The mother of the bride, my best friend, does not care for my boyfriend, or any man per se; she is tasting the bitterness of her recent divorce. I know that the exclusion comes from my BFF and not from the bride.
I would like to attend with my boyfriend and we would make an extended vacation, or at least give him the option of a gracious decline and I attend solo. I don’t mind going alone at all, but to have him excluded feels so wrong. Shall I talk to the BFF or the bride for a possible “over-sight” (I’m being generous)? Your input is greatly appreciated. — Waiting to book a flight in SoCal
Since you’ve been best friends with the bride’s mother for 41 years, you might, as I would if I were you, make a casual mention about the exclusion of your boyfriend the next time you talk to her. It could be along the lines of, “I got “Jane’s invitation in the mail and I’m so excited to attend her wedding. I think “Hank” will come to Canada with me and we’ll make a long weekend of it. I’m sure the budget is tight and Jane and John want to keep the guest list down, but I wanted to double-check with you that they indeed only meant to invite me and not Hank, too.” Then, you must accept whatever answer she gives you if you hope to remain friends with her and close with her daughter, too. The truth is, you don’t know for sure why your boyfriend wasn’t invited; you’re only speculating. And my hunch is that YOU are the one who is most hurt by the exclusion and not your boyfriend.
In any event, neither you nor your boyfriend should take this personally.
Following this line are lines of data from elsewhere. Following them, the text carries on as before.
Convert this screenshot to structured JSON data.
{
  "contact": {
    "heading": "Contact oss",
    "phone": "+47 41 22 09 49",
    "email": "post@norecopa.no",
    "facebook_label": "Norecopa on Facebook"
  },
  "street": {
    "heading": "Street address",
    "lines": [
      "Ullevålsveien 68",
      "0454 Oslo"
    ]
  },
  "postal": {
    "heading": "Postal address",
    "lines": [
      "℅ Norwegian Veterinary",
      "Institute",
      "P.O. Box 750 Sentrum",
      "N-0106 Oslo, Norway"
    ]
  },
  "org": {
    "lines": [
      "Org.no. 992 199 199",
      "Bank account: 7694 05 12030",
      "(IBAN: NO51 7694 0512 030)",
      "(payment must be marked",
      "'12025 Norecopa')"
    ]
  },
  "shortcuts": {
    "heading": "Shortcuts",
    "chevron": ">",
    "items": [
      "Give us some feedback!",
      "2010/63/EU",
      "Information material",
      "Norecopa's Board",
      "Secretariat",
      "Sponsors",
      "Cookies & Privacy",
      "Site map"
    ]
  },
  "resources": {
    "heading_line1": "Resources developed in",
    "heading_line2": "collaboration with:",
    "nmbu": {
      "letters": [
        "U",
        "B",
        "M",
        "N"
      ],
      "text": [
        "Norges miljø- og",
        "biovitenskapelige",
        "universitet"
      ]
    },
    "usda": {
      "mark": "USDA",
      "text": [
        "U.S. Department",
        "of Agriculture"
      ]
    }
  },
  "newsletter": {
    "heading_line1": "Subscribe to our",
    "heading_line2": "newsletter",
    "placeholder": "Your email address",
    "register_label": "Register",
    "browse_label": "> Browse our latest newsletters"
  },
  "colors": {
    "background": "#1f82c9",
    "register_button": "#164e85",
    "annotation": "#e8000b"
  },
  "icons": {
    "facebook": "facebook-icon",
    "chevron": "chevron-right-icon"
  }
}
While it’s unfortunate that the bride and groom didn’t extend an invitation to your boyfriend of 2 1/2 years, it’s possible that there were many people who didn’t make the cut and you and your boyfriend aren’t being singled out like you suspect. And if your BFF is indeed still licking the wounds of her recent divorce and her bitterness is responsible for the exclusion of your boyfriend, try to show some compassion to someone who is clearly hurting.
This wedding is one day — one day in your life, one day in the life of your relationships, and one day in what has been a 41-year friendship. Don’t let one day — and one hurtful slight — create more drama than it’s worth. Your boyfriend can still accompany you to Canada and you can still enjoy a long weekend there together. Surely he can busy himself with something while you’re at the wedding, and you’ll know enough people there to have a good time without him. For the good of your friendship and your relationship with this woman who has been like a niece to you, try to bury your resentment at least until your BFF is in a better place emotionally.